Not that Pinkney will accept that it's all that different organizing a winter carnival to hosting one of the nation's premier women's golf event.
"It's all very similar -- it's all event-based," said Pinkney. "You are dealing with operations and dealing with different city relations and volunteers and corporate sponsors.
"The only thing different is the time of year."
Pinkney, who grew up in the city of Hoyt Lakes on the Iron Range, is only too aware of the history in which the carnival is steeped.
"I'm very new and very fresh, and everyone has been very warm and welcoming," she said. "It's an exciting event to be part of. It's here in Minnesota in the Twin Cities which is a great community to work in.
"It's an event that has been around for 123 years, and to be part of the passion that these people have and the tradition, it's pretty exciting."
One of the highlights of the St. Paul Winter Carnival over the years has been the ice palaces, which captured the imagination of visitors to the festival with their intricacy, size and beauty.
The last such palace was constructed four years ago, in honor of the NHL All Star Game, and was built from 18,000 blocks of ice.
Pinkney won't be drawn on when the ice palace could make a comeback to the carnival, but pledges, "It will be brought back."
"It's what amazes me, when I see these pictures from the 1800s -- how did they even make the ice sculptures?" reflected Pinkney.
"Apparently, back in the day, the ice palace was the tallest building in St. Paul."
Although she's happy to be getting to know the state capital a little better, thanks to the winter carnival's headquarters in the Landmark Building, Pinkney is glad to return home to Woodbury each night.
"I moved to Woodbury because it was close to the offices [of a former job working for the Prom Center sports division]," said Pinkney. "It's grown like crazy. It's a great place to live and it has great access to everything you need."
The St.
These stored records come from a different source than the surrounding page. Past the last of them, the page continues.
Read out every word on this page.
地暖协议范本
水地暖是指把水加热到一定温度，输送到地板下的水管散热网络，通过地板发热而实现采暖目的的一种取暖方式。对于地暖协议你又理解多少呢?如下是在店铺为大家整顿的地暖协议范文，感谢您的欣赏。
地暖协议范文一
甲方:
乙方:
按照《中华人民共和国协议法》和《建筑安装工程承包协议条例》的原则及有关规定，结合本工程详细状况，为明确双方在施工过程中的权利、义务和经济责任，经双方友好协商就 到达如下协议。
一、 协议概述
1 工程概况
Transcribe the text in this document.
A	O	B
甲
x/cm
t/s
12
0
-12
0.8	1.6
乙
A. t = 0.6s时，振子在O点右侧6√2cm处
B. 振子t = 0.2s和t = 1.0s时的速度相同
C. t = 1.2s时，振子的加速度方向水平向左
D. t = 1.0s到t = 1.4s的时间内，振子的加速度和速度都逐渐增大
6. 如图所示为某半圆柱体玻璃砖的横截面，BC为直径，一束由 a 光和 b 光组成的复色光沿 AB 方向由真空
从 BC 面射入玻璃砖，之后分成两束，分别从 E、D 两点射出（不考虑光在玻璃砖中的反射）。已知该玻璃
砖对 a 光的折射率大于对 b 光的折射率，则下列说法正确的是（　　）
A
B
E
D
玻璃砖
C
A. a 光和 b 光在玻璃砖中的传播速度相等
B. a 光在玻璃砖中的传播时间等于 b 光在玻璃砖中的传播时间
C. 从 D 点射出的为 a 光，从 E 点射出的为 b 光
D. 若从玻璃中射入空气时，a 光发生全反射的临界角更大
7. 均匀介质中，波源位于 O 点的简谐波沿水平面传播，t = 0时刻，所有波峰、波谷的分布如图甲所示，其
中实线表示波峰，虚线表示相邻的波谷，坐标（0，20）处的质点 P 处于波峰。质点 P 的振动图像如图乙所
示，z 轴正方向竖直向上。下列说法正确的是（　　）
Paul Winter Carnival was first held in 1886 to celebrate the city's growth from 39,000 residents in 1880 to 120,000 in 1886.
Approximately 350,000 people visit the carnival every year.
About 1,000 volunteers help make the event happen every year.
The carnival is based around the legend of Boreas, who throws a 10-day celebration in defiance of Vulcanus Rex, the god of fire.
The carnival is famous for its ice palaces, 36 of which have been constructed over the years. The 1986 ice palace stood 128-feet tall, while the 1887 palace consisted of more than 35,000 blocks of ice.